A Matmata, nel sud della Tunisia, villaggio separato dal governatorato di Tozeur dal grande lago salato di Chott el Jerid, i berberi, per diverse migliaia di anni, hanno abbracciato questo concetto abitativo.

Questa zona, unico corridoio via terra tra la Tunisia e la Libia è stata per secoli oggetto delle incursioni degli arabi e soltanto in seguito, quando le relazioni tra arabi e berberi si sono fatte più amichevoli, questi ultimi hanno deciso di spostare le loro abitazioni dall’alta montagna alle pianure di Matmata.

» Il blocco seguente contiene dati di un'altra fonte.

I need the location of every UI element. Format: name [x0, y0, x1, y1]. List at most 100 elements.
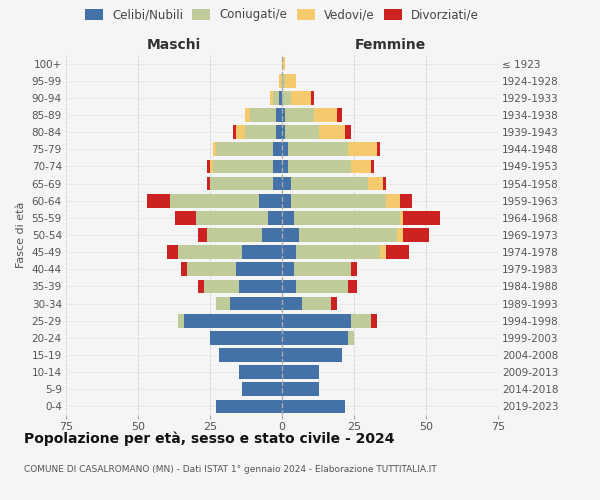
Bar: [274, 176, 282, 190]
Bar: [383, 176, 386, 190]
Bar: [239, 366, 282, 379]
Bar: [282, 314, 351, 328]
Bar: [170, 194, 259, 207]
Bar: [276, 108, 282, 122]
Bar: [196, 211, 268, 224]
Bar: [230, 296, 282, 310]
Bar: [302, 296, 331, 310]
Bar: [181, 262, 187, 276]
Bar: [285, 108, 314, 122]
Bar: [242, 382, 282, 396]
Bar: [207, 228, 262, 242]
Bar: [282, 126, 285, 139]
Bar: [216, 400, 282, 413]
Bar: [245, 126, 276, 139]
Bar: [282, 366, 319, 379]
Bar: [397, 228, 403, 242]
Bar: [187, 262, 236, 276]
Bar: [348, 142, 377, 156]
Bar: [199, 280, 204, 293]
Bar: [282, 348, 343, 362]
Bar: [296, 246, 380, 259]
Bar: [218, 348, 282, 362]
Bar: [368, 176, 383, 190]
Bar: [236, 262, 282, 276]
Bar: [282, 108, 285, 122]
Bar: [346, 126, 351, 139]
Bar: [290, 176, 368, 190]
Bar: [380, 246, 386, 259]
Bar: [282, 56, 285, 70]
Bar: [276, 126, 282, 139]
Bar: [199, 228, 207, 242]
Bar: [314, 108, 337, 122]
Bar: [371, 314, 377, 328]
Bar: [290, 91, 311, 104]
Bar: [288, 142, 348, 156]
Bar: [282, 382, 319, 396]
Bar: [204, 280, 239, 293]
Bar: [319, 126, 346, 139]
Bar: [400, 194, 412, 207]
Bar: [282, 280, 296, 293]
Bar: [271, 91, 274, 104]
Bar: [348, 331, 354, 344]
Bar: [282, 194, 290, 207]
Bar: [311, 91, 314, 104]
Bar: [351, 314, 371, 328]
Bar: [371, 160, 374, 173]
Y-axis label: Fasce di età: Fasce di età: [16, 202, 26, 268]
Bar: [282, 246, 296, 259]
Bar: [293, 211, 400, 224]
Bar: [213, 142, 216, 156]
Bar: [210, 331, 282, 344]
Bar: [288, 160, 351, 173]
Bar: [216, 296, 230, 310]
Bar: [282, 211, 293, 224]
Bar: [351, 262, 357, 276]
Bar: [282, 400, 346, 413]
Bar: [282, 74, 285, 88]
Legend: Celibi/Nubili, Coniugati/e, Vedovi/e, Divorziati/e: Celibi/Nubili, Coniugati/e, Vedovi/e, Di…: [85, 8, 479, 22]
Bar: [282, 160, 288, 173]
Bar: [262, 228, 282, 242]
Bar: [282, 296, 302, 310]
Bar: [213, 160, 274, 173]
Bar: [167, 246, 178, 259]
Bar: [282, 228, 299, 242]
Bar: [216, 142, 274, 156]
Bar: [245, 108, 250, 122]
Bar: [400, 211, 403, 224]
Bar: [285, 74, 296, 88]
Bar: [386, 194, 400, 207]
Bar: [236, 126, 245, 139]
Bar: [239, 280, 282, 293]
Bar: [184, 314, 282, 328]
Bar: [210, 176, 274, 190]
Bar: [175, 211, 196, 224]
Bar: [259, 194, 282, 207]
Bar: [274, 160, 282, 173]
Bar: [331, 296, 337, 310]
Bar: [351, 160, 371, 173]
Bar: [282, 91, 290, 104]
Bar: [178, 314, 184, 328]
Bar: [377, 142, 380, 156]
Bar: [268, 211, 282, 224]
Bar: [290, 194, 386, 207]
Text: Maschi: Maschi: [147, 38, 201, 52]
Bar: [210, 160, 213, 173]
Bar: [146, 194, 170, 207]
Bar: [282, 331, 348, 344]
Bar: [285, 126, 319, 139]
Bar: [282, 262, 293, 276]
Bar: [299, 228, 397, 242]
Bar: [207, 160, 210, 173]
Bar: [293, 262, 351, 276]
Bar: [233, 126, 236, 139]
Bar: [296, 280, 348, 293]
Bar: [348, 280, 357, 293]
Bar: [242, 246, 282, 259]
Bar: [279, 91, 282, 104]
Bar: [282, 142, 288, 156]
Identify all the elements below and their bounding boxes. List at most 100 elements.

Hanno così iniziato a costruire le loro case scavando grandi fosse nel terreno di pietra arenaria, materiale malleabile ma robusto, con profondità di circa 6 metri. Una volta scavate, queste venivano lasciate a cielo aperto, sfruttando la fossa centrale come cortile e poi costruendoci intorno le varie stanze che componevano la casa. A sua volta, poi, ogni cortile veniva collegato agli altri attraverso dei corridoi sotterranei.

In questa piccola località, nel mezzo del deserto del Sahara, poche di queste case sono ancora utilizzate e molte sono andate distrutte. Negli ultimi decenni, infatti, a causa dello spopolamento, molte persone hanno lasciato la propria abitazione. Solo poche famiglie sono rimaste, alcune perché legate alla loro terra come le donne più anziane, altre perché non hanno la possibilità di trasferirsi. Coloro che abitano ancora queste case-grotta, sono, tuttavia, ancorati alle tradizioni del passato, come si può notare dall’arredamento minimalista ed essenziale, a dimostrazione di abitudini di vita ancora semplici e povere.

Nonostante la particolarità di questo territorio, esso è rimasto piuttosto sconosciuto fino alla fine degli anni 70, quando George Lucas, decise di ambientarvi l’Episodio IV – Una nuova speranza di Guerre Stellari, colpito sia dallo stile delle abitazioni, tanto da utilizzarle nel film per riprendere alcune scene di interno, sia dal deserto circostante che, dotato di molti crateri, ricorda il paesaggio lunare.